Raoul S. Concepcion, MD, FACS: Because we know the survival benefit is with six cycles. It would be if somebody is progressing, should you add another agent. I think it’s important to remember that, for radium-223, there’s a survival benefit. It’s an alpha emitter, so it has less myelosuppression, although there is still a risk. There is a benefit in terms of reduction of symptomatic skeletal events. It does reduce the amount of analgesics that the patient requires in terms of opioids or nonopiates.

It needs to be administered, however, either by radiation oncologists or nuclear medicine. We have a lot of interest by large independent practices in the United States of urologists who want to incorporate this in terms of how to do this within their own centers. So, Mike, again, I know you guys have recently adopted this. Operationally, take us through that, how difficult it is, and those types of things.

Michael Fabrizio, MD, FACS: Sure. So, first, it’s not difficult and I think this ties into having the infrastructure to support these services: whether you’re dispensing the oral oncolytics or whether you’re giving Xofigo. And I think you have to do it for the right reasons, which are to really follow the patient and take control of the patient. Once you’ve made that decision, then you have to have a conversation. We are a COPN state, so we do not have radiation oncology within our practice, so we talk to our independent radiation group that we’ve been working with for years. And we approach them and ask them if they would want to consider doing infusions at our site because we’re already doing the majority of other things, including all of our research trials on site.

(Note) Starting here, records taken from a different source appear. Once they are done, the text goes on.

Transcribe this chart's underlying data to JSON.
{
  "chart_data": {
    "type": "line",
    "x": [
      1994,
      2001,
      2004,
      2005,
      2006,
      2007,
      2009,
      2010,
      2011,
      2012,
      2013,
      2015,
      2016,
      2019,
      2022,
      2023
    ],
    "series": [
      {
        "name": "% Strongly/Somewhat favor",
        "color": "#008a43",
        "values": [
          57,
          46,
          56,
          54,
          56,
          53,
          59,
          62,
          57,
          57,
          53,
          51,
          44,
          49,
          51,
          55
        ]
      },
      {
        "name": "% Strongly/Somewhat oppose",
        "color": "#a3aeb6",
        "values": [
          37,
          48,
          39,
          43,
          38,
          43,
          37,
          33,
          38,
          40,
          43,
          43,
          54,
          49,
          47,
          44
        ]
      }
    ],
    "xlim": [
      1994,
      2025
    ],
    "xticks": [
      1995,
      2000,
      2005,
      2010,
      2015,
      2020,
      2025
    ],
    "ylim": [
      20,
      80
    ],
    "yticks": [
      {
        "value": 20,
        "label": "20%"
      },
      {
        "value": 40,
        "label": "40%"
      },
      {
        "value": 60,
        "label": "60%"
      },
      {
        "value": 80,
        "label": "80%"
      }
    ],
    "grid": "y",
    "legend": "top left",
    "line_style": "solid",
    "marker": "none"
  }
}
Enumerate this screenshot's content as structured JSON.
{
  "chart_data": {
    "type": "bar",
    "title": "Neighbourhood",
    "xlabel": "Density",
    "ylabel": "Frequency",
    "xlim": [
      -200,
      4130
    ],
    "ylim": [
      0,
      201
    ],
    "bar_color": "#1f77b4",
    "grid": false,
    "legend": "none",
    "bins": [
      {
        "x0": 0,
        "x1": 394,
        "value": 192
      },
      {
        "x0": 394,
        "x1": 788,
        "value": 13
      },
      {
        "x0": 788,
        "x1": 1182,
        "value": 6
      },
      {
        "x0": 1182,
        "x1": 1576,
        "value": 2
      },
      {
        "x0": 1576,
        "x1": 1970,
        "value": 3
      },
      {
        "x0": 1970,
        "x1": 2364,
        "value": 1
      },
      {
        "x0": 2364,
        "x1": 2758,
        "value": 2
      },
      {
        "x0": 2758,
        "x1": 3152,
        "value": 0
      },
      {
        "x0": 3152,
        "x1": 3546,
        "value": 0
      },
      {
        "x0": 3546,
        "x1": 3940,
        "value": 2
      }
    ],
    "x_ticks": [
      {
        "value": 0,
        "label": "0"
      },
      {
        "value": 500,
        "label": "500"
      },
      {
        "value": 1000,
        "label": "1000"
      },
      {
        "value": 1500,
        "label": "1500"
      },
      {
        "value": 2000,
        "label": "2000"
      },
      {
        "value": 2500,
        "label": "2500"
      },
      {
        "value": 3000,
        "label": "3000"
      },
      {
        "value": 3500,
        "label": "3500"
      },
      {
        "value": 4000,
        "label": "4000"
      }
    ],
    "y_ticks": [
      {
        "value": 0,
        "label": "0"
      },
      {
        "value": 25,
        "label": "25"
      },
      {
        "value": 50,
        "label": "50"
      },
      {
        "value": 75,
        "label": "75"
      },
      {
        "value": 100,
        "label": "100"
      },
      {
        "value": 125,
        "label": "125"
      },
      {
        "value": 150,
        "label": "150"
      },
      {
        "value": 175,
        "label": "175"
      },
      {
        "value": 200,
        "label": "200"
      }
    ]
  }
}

They agreed to it and, from that process, it was licensure with the state of Virginia, going through radiation safety plans, which they helped create. We hired a physics company to go through the logistics of what we needed to do in our office, and it was about a 45- to 60-day process to get up and running. They come in and we actually have a multidisciplinary clinic where they see the patients, evaluate the patients, and then we set the patient up on another subsequent appointment for them to be infused by the radiation oncologist and the therapist who we’ve hired.

Raoul S. Concepcion, MD, FACS: Great. Again, I think everybody should understand there are some regulatory issues and some of it’s also going to be state by state.

Michael Fabrizio, MD, FACS: Absolutely.

Raoul S. Concepcion, MD, FACS: But it can be delivered either by a radiation oncologist or nuclear medicine.